Langoost uses try / catch / throw / finally for recoverable errors and defer for cleanup that always runs (in LIFO order) when a function returns. A finally block runs on every exit path, including a re-throw from catch. You can throw any value, including an object carrying structured detail. The runtime module adds runtime.error and runtime.panic helpers.

Does Langoost support interfaces or generics?

Langoost has runtime-checked interfaces: declare one with interface Name { fn method() }, test a value with x is Name (returns a bool), and assert with x as Name (returns the value or throws an InterfaceMismatch error). The check walks a class's parent chain. Generics are deferred for now, since without static type checking they would be cosmetic.

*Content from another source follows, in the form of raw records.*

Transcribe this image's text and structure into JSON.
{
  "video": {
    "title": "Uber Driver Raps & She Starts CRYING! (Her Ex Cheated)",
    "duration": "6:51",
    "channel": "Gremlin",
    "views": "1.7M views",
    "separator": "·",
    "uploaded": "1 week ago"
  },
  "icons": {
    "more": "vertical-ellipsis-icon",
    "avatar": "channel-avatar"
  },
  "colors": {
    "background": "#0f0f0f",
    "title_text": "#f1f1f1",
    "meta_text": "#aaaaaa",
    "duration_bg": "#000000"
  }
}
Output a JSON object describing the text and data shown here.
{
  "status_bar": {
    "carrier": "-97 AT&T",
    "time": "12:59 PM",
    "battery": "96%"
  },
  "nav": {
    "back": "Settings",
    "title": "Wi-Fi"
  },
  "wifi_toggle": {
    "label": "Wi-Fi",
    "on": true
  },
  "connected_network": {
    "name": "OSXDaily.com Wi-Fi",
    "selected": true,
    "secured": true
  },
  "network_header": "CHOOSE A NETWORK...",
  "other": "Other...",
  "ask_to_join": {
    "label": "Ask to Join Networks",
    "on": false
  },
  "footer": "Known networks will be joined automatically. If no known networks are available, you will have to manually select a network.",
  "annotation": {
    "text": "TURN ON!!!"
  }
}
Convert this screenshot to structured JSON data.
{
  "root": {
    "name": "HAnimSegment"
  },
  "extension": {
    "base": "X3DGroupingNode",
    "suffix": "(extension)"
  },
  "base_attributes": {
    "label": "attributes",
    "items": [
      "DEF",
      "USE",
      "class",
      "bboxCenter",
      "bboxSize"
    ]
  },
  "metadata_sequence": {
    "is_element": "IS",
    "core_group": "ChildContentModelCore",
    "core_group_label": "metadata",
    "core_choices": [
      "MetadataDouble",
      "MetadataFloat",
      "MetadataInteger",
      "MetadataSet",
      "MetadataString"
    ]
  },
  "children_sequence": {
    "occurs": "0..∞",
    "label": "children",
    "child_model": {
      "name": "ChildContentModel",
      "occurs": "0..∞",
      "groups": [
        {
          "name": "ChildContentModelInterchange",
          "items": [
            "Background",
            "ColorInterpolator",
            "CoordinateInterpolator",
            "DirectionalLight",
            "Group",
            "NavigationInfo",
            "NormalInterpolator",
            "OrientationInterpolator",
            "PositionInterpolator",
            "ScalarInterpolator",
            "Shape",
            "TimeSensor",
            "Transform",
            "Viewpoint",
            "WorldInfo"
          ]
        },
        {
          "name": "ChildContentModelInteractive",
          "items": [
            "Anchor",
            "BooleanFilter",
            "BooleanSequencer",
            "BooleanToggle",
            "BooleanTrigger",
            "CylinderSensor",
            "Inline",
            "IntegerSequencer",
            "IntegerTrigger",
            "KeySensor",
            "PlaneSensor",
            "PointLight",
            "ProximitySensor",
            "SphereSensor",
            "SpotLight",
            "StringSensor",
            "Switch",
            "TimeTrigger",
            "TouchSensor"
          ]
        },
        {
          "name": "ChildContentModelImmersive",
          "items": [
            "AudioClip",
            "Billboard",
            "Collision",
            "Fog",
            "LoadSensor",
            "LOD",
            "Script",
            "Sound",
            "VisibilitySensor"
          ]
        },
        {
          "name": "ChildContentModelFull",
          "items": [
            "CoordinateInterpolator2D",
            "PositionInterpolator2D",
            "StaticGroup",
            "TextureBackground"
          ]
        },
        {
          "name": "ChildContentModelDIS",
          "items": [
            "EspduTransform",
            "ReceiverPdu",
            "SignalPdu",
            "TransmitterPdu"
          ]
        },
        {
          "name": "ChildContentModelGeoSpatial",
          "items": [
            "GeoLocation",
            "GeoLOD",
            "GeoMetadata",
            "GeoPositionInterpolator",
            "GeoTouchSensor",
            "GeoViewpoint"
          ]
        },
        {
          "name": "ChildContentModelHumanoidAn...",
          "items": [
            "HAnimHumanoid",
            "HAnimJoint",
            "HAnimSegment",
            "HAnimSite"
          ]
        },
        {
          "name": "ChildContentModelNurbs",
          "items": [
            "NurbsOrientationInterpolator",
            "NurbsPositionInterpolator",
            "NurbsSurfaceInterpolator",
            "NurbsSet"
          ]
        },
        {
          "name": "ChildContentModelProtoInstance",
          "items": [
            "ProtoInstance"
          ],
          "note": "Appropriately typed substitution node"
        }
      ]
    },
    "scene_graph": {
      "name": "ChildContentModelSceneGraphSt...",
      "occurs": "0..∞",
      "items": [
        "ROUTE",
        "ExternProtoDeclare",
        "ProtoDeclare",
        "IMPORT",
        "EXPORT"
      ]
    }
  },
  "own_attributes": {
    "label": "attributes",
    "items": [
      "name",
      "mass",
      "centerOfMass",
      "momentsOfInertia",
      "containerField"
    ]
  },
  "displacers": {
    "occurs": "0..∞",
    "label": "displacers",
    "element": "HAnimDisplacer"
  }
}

Which databases and data stores can Langoost talk to?

The standard library includes a sql module (SQLite, PostgreSQL, and MySQL), a redis client (key/value, lists, hashes, pub/sub), and a mongo client (insert, find, update, delete, count). It also has http and net clients and filesystem watching via io.watch.

Does Langoost have a standard library?

Yes — a large one ships in the box: strings, math, date, time, io, net, http, exec, json, yaml, xml, compress, crypto, encode, serialize, collections, types, os, runtime, thread, logging, and memory. Import any of them with import modulename.

How does Langoost handle concurrency?

Concurrency lives in the thread module and is VM-based: each spawned function runs in its own isolated VM with a copy of the current globals. It provides goroutines, async futures, typed channels, mutexes, semaphores, atomics, and worker pools. Shared state is explicit, via the runtime.core key-value store.

How do I run a Langoost program?

Build the langoost binary from source with Go (go build -o langoost .), then run a script with ./langoost run script.goost. There is also a REPL (./langoost repl), a persistent HTTP server mode (./langoost server), and a bytecode disassembler (./langoost disasm).

Can I download a prebuilt Langoost binary?

Not yet. Langoost is in active development; today you build it from source with the Go toolchain. Prebuilt binaries are planned for a later release.

What is Langoost implemented in?

Langoost is a bytecode-compiled interpreter written in Go. Source flows through a lexer, parser, compiler, and stack-based VM. Instructions are fixed-width 4-byte words (8-bit opcode, 24-bit operand).